Blood to be spilled in our property sector?
The shorters are making a similar plunge on Australian banks, believing there is no way Australia can maintain the high level of bank share prices given the bank problems that will arise from the apartment glut, plus the low inflation environment and the fact that salaries are not rising. But the bank shorters will only be right if there is a major collapse in the Australian dwelling market. The banks and the bank regulator APRA are playing a dangerous game because they are refusing to support the buyers of the current round of apartments which means there might be blood all over the floor in Melbourne and to a lesser extent Sydney and Brisbane. That blood, in terms of unsold apartments, may damage to our banking system and yield the shorters a profit. I have promised to keep you updated on the apartment market and in the last two or three weeks the gap between off-the plan apartment prices and “used” apartments in Melbourne widened. More “used” apartments are coming into the market and prices are falling. Where the shorters may be caught is if the Hong Kong middle class sees Australia as an avenue to secure real estate in preparation for a possible change in residence, given the increased pressure being put on Hong Kong by the mainland.

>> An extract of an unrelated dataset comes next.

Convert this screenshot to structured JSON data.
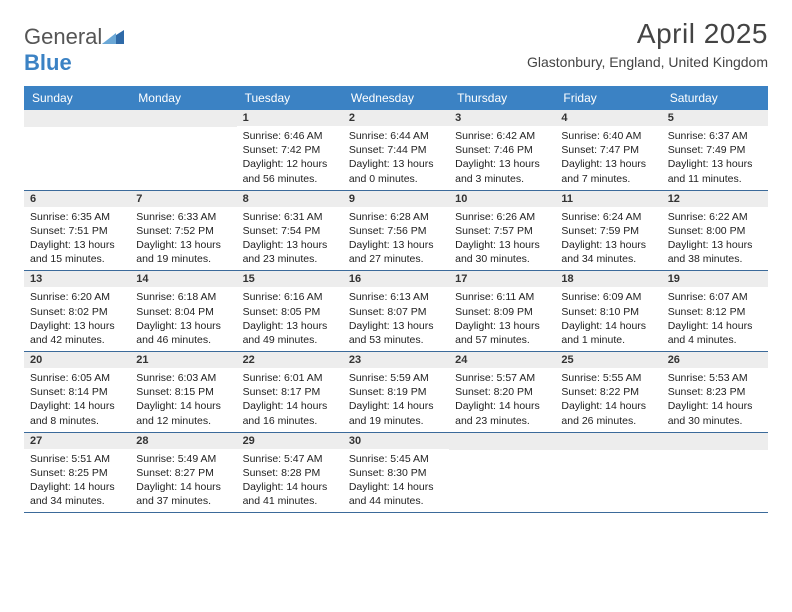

In essence, to get us through the current big rise in apartment production we need more migration and Hong Kong migrants would be among the best available.
Politicians must understand this:
During the week I viewed a discussion between two Columbia Business School professors, Joseph Stiglitz and Bruce Greenwald, who explained that the base reason for the great depression was the dramatic decline in the fortunes of agriculture. Higher productivity boosted production and lower prices bankrupted many farmers at a time when the farming community employed about a third of the total work force in countries like the US. The agriculture crisis spread to urban areas. While US President Roosevelt helped the situation it wasn't until the Second World War that people were employed in either the manufacturing industry via arms production and in the forces themselves. The great prosperity that followed the war arose from the rise in manufacturing in developed countries.
The current decline stems in part from the fact that manufacturing is suffering similar blows to those that affected agriculture in the 1930s. Productivity and output has jumped and prices have declined. In the US much manufacturing went offshore and people have been retrenched. The US (and Australia) has a way of calculating unemployment that masks the size of the problem.
According to Greenwald and Stiglitz, unemployment in the US is much higher than the official figures show and the same applies to Australia. While it's true that service industries are replacing a lot of the manufacturing jobs, service industries generate a different income pattern. Large sums of money are made by executives and shareholders at the top of service industries, but down the line employees earn at a far lower rate than manufacturing employees so the population is not doing anywhere near as well as a couple of decades ago.
This enables people like Donald Trump and Bernie Sanders to campaign brilliantly because they understand the buttons to press. Here is Australia Bill Shorten talks about issues that reflect those that are suffering in the wake of lower service industry wages – the costs of education, health and so on. Malcolm Turnbull is talking about economic management, entrepreneurship and innovation. These are very worthy subjects to place emphasis on but they have nowhere near the impact of medicine and living costs in today's environment. I am not in the business of forecasting election results but just as Australian companies need to understand the change in the market place, so do politicians. Meanwhile given the speed with which the economy has moved from manufacturing to services, Australian companies wishing to prosper in that environment will need to act fast to make sure their costs compare well with rivals – unless they have a unique product. Flight Centre is an alert to all chief executives.